…Я начал с ног, как бывает в кинематографе, когда форсит оператор. Сперва: пыльные башмачища, толстые носки, плохо подтянутые; затем — лоснящиеся синие штаны… и рука, держащая сухой хлебец. Затем — синий пиджак и под ним вязаный жилет дикого цвета. Еще выше — знакомый воротничок, теперь сравнительно чистый. Тут я остановился. Оставить его без головы или продолжать его строить?
«Сотворяя» Феликса, Герман действует как демиург, забывая о том, что и сам он — создание Всевышнего Творца.{92} Вот здесь, в противоположности демиургического и божественного принципов заключается разница между Германом и автором, определяющая неравнозначность их творчества.
Самонадеянный Герман поневоле и с крайним негодованием вынужден признать неполноценность своего положения — положения персонажа в чужом романе, — но он не примиряется с ним. Герман ведет отчаянную, неравную борьбу против своего создателя, борьбу за авторство. В контексте этой борьбы персонажа с его творцом, как правильно предлагает Филд,{93} следует толковать и «теологическую шутку» в шестой главе, в которой персонаж открыто объявляет протест против своего абсурдного положения куклы в чужом сочинении.

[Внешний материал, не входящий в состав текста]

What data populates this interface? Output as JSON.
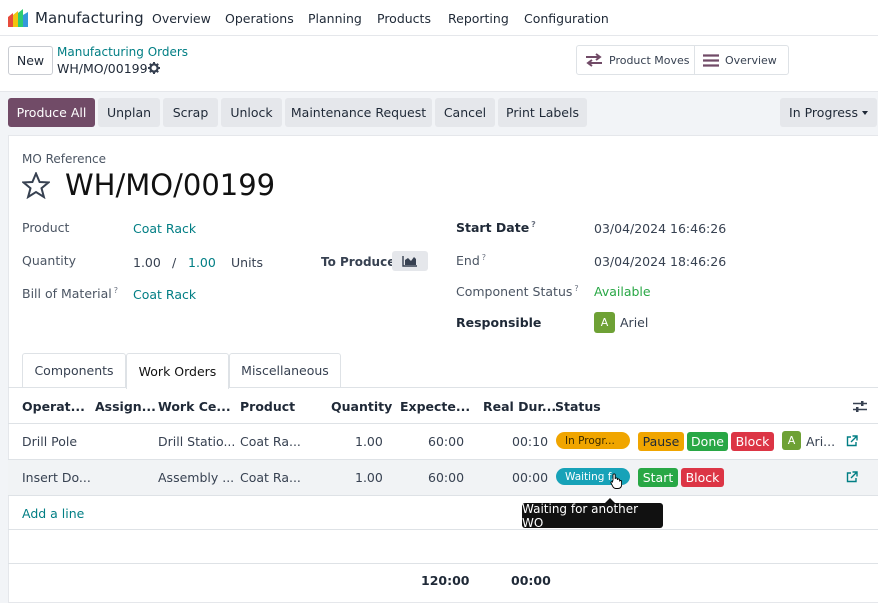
{
  "app": {
    "name": "Manufacturing"
  },
  "nav": {
    "items": [
      "Overview",
      "Operations",
      "Planning",
      "Products",
      "Reporting",
      "Configuration"
    ]
  },
  "control_panel": {
    "new_label": "New",
    "breadcrumb_parent": "Manufacturing Orders",
    "breadcrumb_current": "WH/MO/00199",
    "smart_buttons": {
      "product_moves": "Product Moves",
      "overview": "Overview"
    }
  },
  "statusbar": {
    "buttons": [
      "Produce All",
      "Unplan",
      "Scrap",
      "Unlock",
      "Maintenance Request",
      "Cancel",
      "Print Labels"
    ],
    "state": "In Progress"
  },
  "form": {
    "ref_label": "MO Reference",
    "ref_value": "WH/MO/00199",
    "product_label": "Product",
    "product_value": "Coat Rack",
    "quantity_label": "Quantity",
    "qty_done": "1.00",
    "qty_sep": "/",
    "qty_total": "1.00",
    "uom": "Units",
    "to_produce_label": "To Produce",
    "bom_label": "Bill of Material",
    "bom_value": "Coat Rack",
    "start_label": "Start Date",
    "start_value": "03/04/2024 16:46:26",
    "end_label": "End",
    "end_value": "03/04/2024 18:46:26",
    "component_status_label": "Component Status",
    "component_status_value": "Available",
    "responsible_label": "Responsible",
    "responsible_initial": "A",
    "responsible_value": "Ariel",
    "help_mark": "?"
  },
  "tabs": [
    "Components",
    "Work Orders",
    "Miscellaneous"
  ],
  "table": {
    "headers": [
      "Operat...",
      "Assign...",
      "Work Ce...",
      "Product",
      "Quantity",
      "Expecte...",
      "Real Dur...",
      "Status"
    ],
    "rows": [
      {
        "operation": "Drill Pole",
        "assigned": "",
        "work_center": "Drill Statio...",
        "product": "Coat Ra...",
        "quantity": "1.00",
        "expected": "60:00",
        "real": "00:10",
        "status": "In Progr...",
        "actions": [
          "Pause",
          "Done",
          "Block"
        ],
        "user_initial": "A",
        "user": "Ari..."
      },
      {
        "operation": "Insert Do...",
        "assigned": "",
        "work_center": "Assembly ...",
        "product": "Coat Ra...",
        "quantity": "1.00",
        "expected": "60:00",
        "real": "00:00",
        "status": "Waiting f...",
        "actions": [
          "Start",
          "Block"
        ]
      }
    ],
    "add_line": "Add a line",
    "total_expected": "120:00",
    "total_real": "00:00"
  },
  "tooltip": "Waiting for another WO",
  "colors": {
    "primary": "#714b67",
    "link": "#017e84",
    "pause": "#f0a500",
    "done": "#28a745",
    "block": "#dc3545",
    "waiting": "#17a2b8",
    "avatar": "#6ea135"
  }
}
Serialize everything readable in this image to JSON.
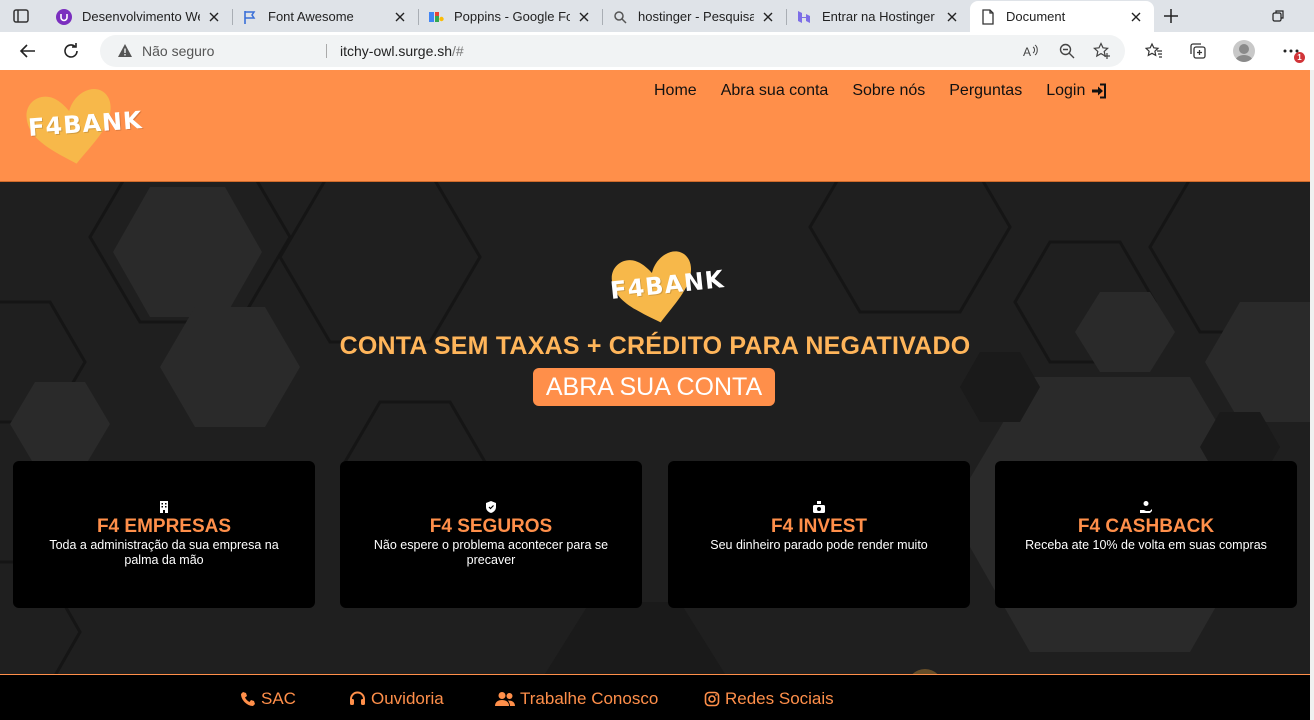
{
  "browser": {
    "tabs": [
      {
        "title": "Desenvolvimento Web",
        "icon": "udemy-icon"
      },
      {
        "title": "Font Awesome",
        "icon": "flag-icon"
      },
      {
        "title": "Poppins - Google Fonts",
        "icon": "google-fonts-icon"
      },
      {
        "title": "hostinger - Pesquisar",
        "icon": "search-icon"
      },
      {
        "title": "Entrar na Hostinger",
        "icon": "hostinger-icon"
      },
      {
        "title": "Document",
        "icon": "document-icon",
        "active": true
      }
    ],
    "security_label": "Não seguro",
    "url_host": "itchy-owl.surge.sh",
    "url_path": "/#",
    "notification_count": "1"
  },
  "site": {
    "logo_text": "F4BANK",
    "nav": [
      {
        "label": "Home"
      },
      {
        "label": "Abra sua conta"
      },
      {
        "label": "Sobre nós"
      },
      {
        "label": "Perguntas"
      },
      {
        "label": "Login"
      }
    ],
    "hero": {
      "tagline": "CONTA SEM TAXAS + CRÉDITO PARA NEGATIVADO",
      "cta_label": "ABRA SUA CONTA"
    },
    "cards": [
      {
        "title": "F4 EMPRESAS",
        "text": "Toda a administração da sua empresa na palma da mão",
        "icon": "building-icon"
      },
      {
        "title": "F4 SEGUROS",
        "text": "Não espere o problema acontecer para se precaver",
        "icon": "shield-icon"
      },
      {
        "title": "F4 INVEST",
        "text": "Seu dinheiro parado pode render muito",
        "icon": "piggy-bank-icon"
      },
      {
        "title": "F4 CASHBACK",
        "text": "Receba ate 10% de volta em suas compras",
        "icon": "hand-coin-icon"
      }
    ],
    "footer": [
      {
        "label": "SAC",
        "icon": "phone-icon"
      },
      {
        "label": "Ouvidoria",
        "icon": "headset-icon"
      },
      {
        "label": "Trabalhe Conosco",
        "icon": "users-icon"
      },
      {
        "label": "Redes Sociais",
        "icon": "instagram-icon"
      }
    ]
  },
  "colors": {
    "brand_orange": "#ff8f4a",
    "tagline_yellow": "#ffb55a",
    "heart_yellow": "#f7b84a",
    "hero_bg": "#1f1f1f"
  }
}
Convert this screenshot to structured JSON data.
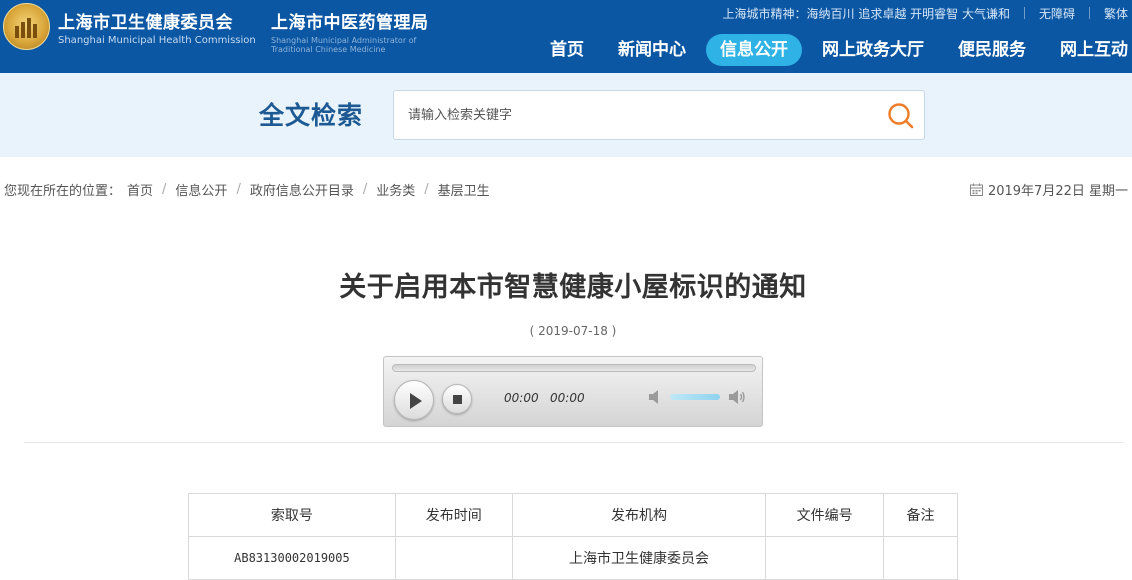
{
  "header": {
    "org1_cn": "上海市卫生健康委员会",
    "org1_en": "Shanghai Municipal Health Commission",
    "org2_cn": "上海市中医药管理局",
    "org2_en_line1": "Shanghai Municipal Administrator of",
    "org2_en_line2": "Traditional Chinese Medicine",
    "emblem_icon": "emblem-icon",
    "top_links": {
      "slogan": "上海城市精神：海纳百川 追求卓越 开明睿智 大气谦和",
      "accessibility": "无障碍",
      "traditional": "繁体"
    },
    "nav": [
      {
        "label": "首页",
        "active": false
      },
      {
        "label": "新闻中心",
        "active": false
      },
      {
        "label": "信息公开",
        "active": true
      },
      {
        "label": "网上政务大厅",
        "active": false
      },
      {
        "label": "便民服务",
        "active": false
      },
      {
        "label": "网上互动",
        "active": false
      }
    ],
    "colors": {
      "bar": "#0b57a4",
      "active_tab": "#2fb2e5"
    }
  },
  "search": {
    "title": "全文检索",
    "placeholder": "请输入检索关键字",
    "button_icon": "search-icon",
    "accent": "#ee7d2a"
  },
  "breadcrumb": {
    "prefix": "您现在所在的位置：",
    "items": [
      "首页",
      "信息公开",
      "政府信息公开目录",
      "业务类",
      "基层卫生"
    ],
    "separator": "/",
    "date_icon": "calendar-icon",
    "date": "2019年7月22日 星期一"
  },
  "article": {
    "title": "关于启用本市智慧健康小屋标识的通知",
    "date": "( 2019-07-18 )"
  },
  "player": {
    "current_time": "00:00",
    "duration": "00:00",
    "volume_level": 0.7
  },
  "info_table": {
    "headers": [
      "索取号",
      "发布时间",
      "发布机构",
      "文件编号",
      "备注"
    ],
    "rows": [
      [
        "AB83130002019005",
        "",
        "上海市卫生健康委员会",
        "",
        ""
      ]
    ]
  }
}
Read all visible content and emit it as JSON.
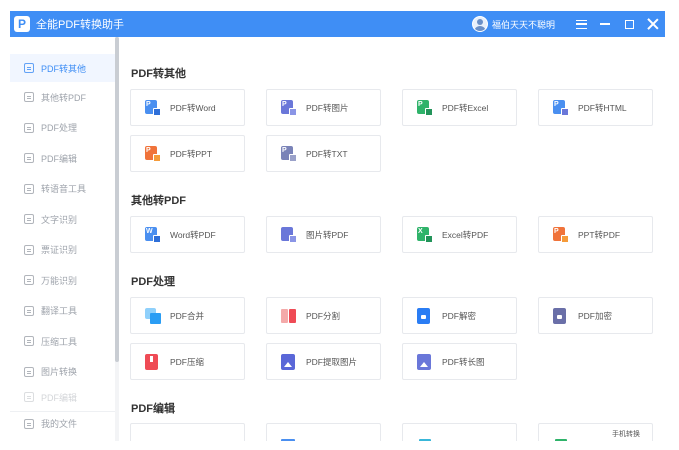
{
  "window": {
    "title": "全能PDF转换助手",
    "username": "福伯天天不聪明"
  },
  "sidebar": {
    "items": [
      {
        "label": "PDF转其他",
        "active": true
      },
      {
        "label": "其他转PDF"
      },
      {
        "label": "PDF处理"
      },
      {
        "label": "PDF编辑"
      },
      {
        "label": "转语音工具"
      },
      {
        "label": "文字识别"
      },
      {
        "label": "票证识别"
      },
      {
        "label": "万能识别"
      },
      {
        "label": "翻译工具"
      },
      {
        "label": "压缩工具"
      },
      {
        "label": "图片转换"
      },
      {
        "label": "PDF编辑"
      }
    ],
    "bottom": {
      "label": "我的文件"
    }
  },
  "sections": {
    "pdf_to_other": {
      "title": "PDF转其他",
      "cards": [
        {
          "label": "PDF转Word",
          "icon": "pdf-to-word-icon",
          "color": "#4a8ff0"
        },
        {
          "label": "PDF转图片",
          "icon": "pdf-to-image-icon",
          "color": "#6a77d9"
        },
        {
          "label": "PDF转Excel",
          "icon": "pdf-to-excel-icon",
          "color": "#2fb36a"
        },
        {
          "label": "PDF转HTML",
          "icon": "pdf-to-html-icon",
          "color": "#4a8ff0"
        },
        {
          "label": "PDF转PPT",
          "icon": "pdf-to-ppt-icon",
          "color": "#f0733a"
        },
        {
          "label": "PDF转TXT",
          "icon": "pdf-to-txt-icon",
          "color": "#7a83b8"
        }
      ]
    },
    "other_to_pdf": {
      "title": "其他转PDF",
      "cards": [
        {
          "label": "Word转PDF",
          "icon": "word-to-pdf-icon",
          "color": "#4a8ff0"
        },
        {
          "label": "图片转PDF",
          "icon": "image-to-pdf-icon",
          "color": "#6a77d9"
        },
        {
          "label": "Excel转PDF",
          "icon": "excel-to-pdf-icon",
          "color": "#2fb36a"
        },
        {
          "label": "PPT转PDF",
          "icon": "ppt-to-pdf-icon",
          "color": "#f0733a"
        }
      ]
    },
    "pdf_process": {
      "title": "PDF处理",
      "cards": [
        {
          "label": "PDF合并",
          "icon": "pdf-merge-icon",
          "color": "#2a9df4"
        },
        {
          "label": "PDF分割",
          "icon": "pdf-split-icon",
          "color": "#f07a7a"
        },
        {
          "label": "PDF解密",
          "icon": "pdf-decrypt-icon",
          "color": "#2a7df4"
        },
        {
          "label": "PDF加密",
          "icon": "pdf-encrypt-icon",
          "color": "#6a6fa8"
        },
        {
          "label": "PDF压缩",
          "icon": "pdf-compress-icon",
          "color": "#ef4b55"
        },
        {
          "label": "PDF提取图片",
          "icon": "pdf-extract-image-icon",
          "color": "#5a67d8"
        },
        {
          "label": "PDF转长图",
          "icon": "pdf-long-image-icon",
          "color": "#6a77d9"
        }
      ]
    },
    "pdf_edit": {
      "title": "PDF编辑",
      "partial_card_text": "手机转换"
    }
  }
}
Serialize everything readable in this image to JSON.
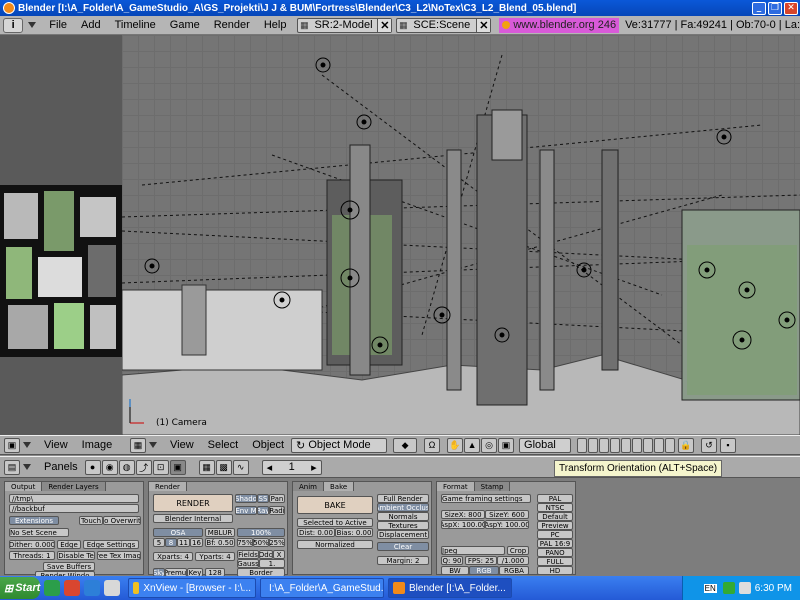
{
  "window": {
    "title": "Blender [I:\\A_Folder\\A_GameStudio_A\\GS_Projekti\\J J & BUM\\Fortress\\Blender\\C3_L2\\NoTex\\C3_L2_Blend_05.blend]"
  },
  "menubar": {
    "info_icon": "i",
    "menus": [
      "File",
      "Add",
      "Timeline",
      "Game",
      "Render",
      "Help"
    ],
    "screen": "SR:2-Model",
    "scene": "SCE:Scene",
    "url": "www.blender.org 246",
    "stats": "Ve:31777 | Fa:49241 | Ob:70-0 | La:"
  },
  "viewport": {
    "label": "(1) Camera"
  },
  "image_header": {
    "menus": [
      "View",
      "Image"
    ]
  },
  "view3d_header": {
    "menus": [
      "View",
      "Select",
      "Object"
    ],
    "mode": "Object Mode",
    "orientation": "Global"
  },
  "buttons_header": {
    "panels_label": "Panels",
    "frame": "1"
  },
  "tooltip": "Transform Orientation (ALT+Space)",
  "panels": {
    "output": {
      "tabs": [
        "Output",
        "Render Layers"
      ],
      "paths": [
        "//tmp\\",
        "//backbuf"
      ],
      "extensions": "Extensions",
      "touch": "Touch",
      "no_overwrite": "No Overwrite",
      "no_set_scene": "No Set Scene",
      "dither": "Dither: 0.000",
      "edge": "Edge",
      "edge_settings": "Edge Settings",
      "threads": "Threads: 1",
      "disable_tex": "Disable Te",
      "free_tex": "Free Tex Image",
      "save_buffers": "Save Buffers",
      "render_window": "Render Windo"
    },
    "render": {
      "tabs": [
        "Render"
      ],
      "render_button": "RENDER",
      "engine": "Blender Internal",
      "shadow": "Shado",
      "ss": "SS",
      "pano": "Pan",
      "envmap": "Env M",
      "ray": "Ray",
      "radio": "Radi",
      "osa": "OSA",
      "mblur": "MBLUR",
      "pct100": "100%",
      "osa_vals": [
        "5",
        "8",
        "11",
        "16"
      ],
      "bf": "Bf: 0.50",
      "pcts": [
        "75%",
        "50%",
        "25%"
      ],
      "xparts": "Xparts: 4",
      "yparts": "Yparts: 4",
      "fields": "Fields",
      "odd": "Odd",
      "x": "X",
      "gauss": "Gauss",
      "gauss_val": "1.",
      "sky": "Sky",
      "premul": "Premul",
      "key": "Key",
      "val128": "128",
      "border": "Border"
    },
    "anim_bake": {
      "tabs": [
        "Anim",
        "Bake"
      ],
      "bake_button": "BAKE",
      "selected_to_active": "Selected to Active",
      "dist": "Dist: 0.00",
      "bias": "Bias: 0.00",
      "normalized": "Normalized",
      "modes": [
        "Full Render",
        "Ambient Occlusi",
        "Normals",
        "Textures",
        "Displacement"
      ],
      "clear": "Clear",
      "margin": "Margin: 2"
    },
    "format": {
      "tabs": [
        "Format",
        "Stamp"
      ],
      "preset_label": "Game framing settings",
      "sizex": "SizeX: 800",
      "sizey": "SizeY: 600",
      "aspx": "AspX: 100.00",
      "aspy": "AspY: 100.00",
      "codec": "Jpeg",
      "crop": "Crop",
      "q": "Q: 90",
      "fps": "FPS: 25",
      "fps_div": "/1.000",
      "bw": "BW",
      "rgb": "RGB",
      "rgba": "RGBA",
      "presets": [
        "PAL",
        "NTSC",
        "Default",
        "Preview",
        "PC",
        "PAL 16:9",
        "PANO",
        "FULL",
        "HD"
      ]
    }
  },
  "taskbar": {
    "start": "Start",
    "tasks": [
      "XnView - [Browser - I:\\...",
      "I:\\A_Folder\\A_GameStud...",
      "Blender [I:\\A_Folder..."
    ],
    "lang": "EN",
    "time": "6:30 PM"
  },
  "colors": {
    "titlebar": "#0a58d8",
    "url_bg": "#d85ad8",
    "taskbar": "#245ad6",
    "start": "#3a963a"
  }
}
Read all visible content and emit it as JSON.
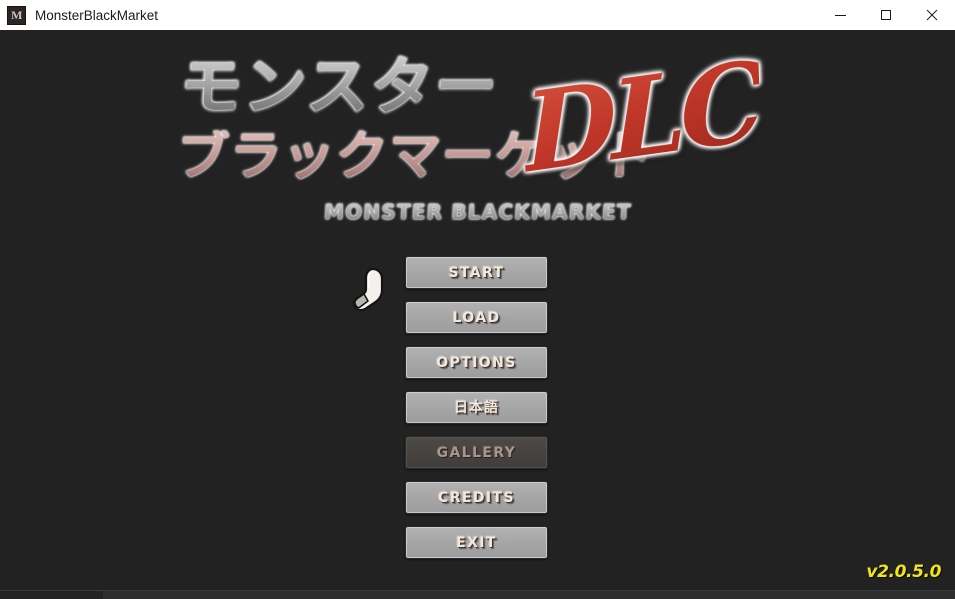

Небытие Божье доказывается просто. Невозможно допустить, например, что некий серьезный Сый, всемогущий и всемудрый, занимался бы таким пустым делом, как игра в человечки…
Если я не хозяин своей жизни, не деспот своего бытия, то никакая логика и ничьи экстазы не разубедят меня в невозможной глупости моего положения, — положения раба Божьего, — даже не раба, а какой-то спички, которую зря зажигает и потом гасит любознательный ребенок — гроза своих игрушек. Но беспокоиться не о чем. Бога нет, как нет и бессмертия…
Псевдотеологическая атака Германа против Бога напоминает нам Алису, не примирившуюся с мыслью, что она существует лишь во сне Красного Короля. Монолог Германа при первом чтении как бы не имеет ничего общего с остальным текстом повести. Тем не менее этот «карамазовский» выпад против Создателя является ключом к правильному пониманию романа. О его важности свидетельствует, в частности, его центральное место в композиции романа. Хотя монолог был написан только после десятой главы, Герман его помещает в шестую главу, т. е. как раз в середину, но не своей повести, состоявшей из десяти глав, а романа Набокова, в котором их одиннадцать.
Бунт Германа — это бунт лжетворца, демиурга, претендующего на авторство самозванца, против подлинного автора. Этот автор-вредитель сдвинул ось, на которой вращался зеркальный космос солипсиста Германа, и тем самым показал своему герою, что он хозяин «космоса-книги». Герою, как бы тот ни старался убедить читателя, что он сам себя придумал, отведено место персонажа на страницах книги.
Ходасевич в 1937 году написал:
Жизнь художника и жизнь приема в сознании художника — вот тема Сирина, в той или иной степени вскрываемая едва ли не во всех его писаниях…{94}
С Ходасевичем трудно не согласиться. Как автор, так и персонаж — условные литературные приемы художественного текста. «Отчаяние» следует читать как роман о жизни этих приемов в сознании художника, в котором автор и его персонаж вступают в открытый конфликт. Из этого сражения выходит победителем автор, а провал Германа — хоть и не лишенный блеска, но все же провал. Разрушив полуудачную повесть персонажа, автор создает из его руин свой роман, преподнося падение героя как свою победу. В этом смысле «Отчаяние» — роман о примате авторского сознания.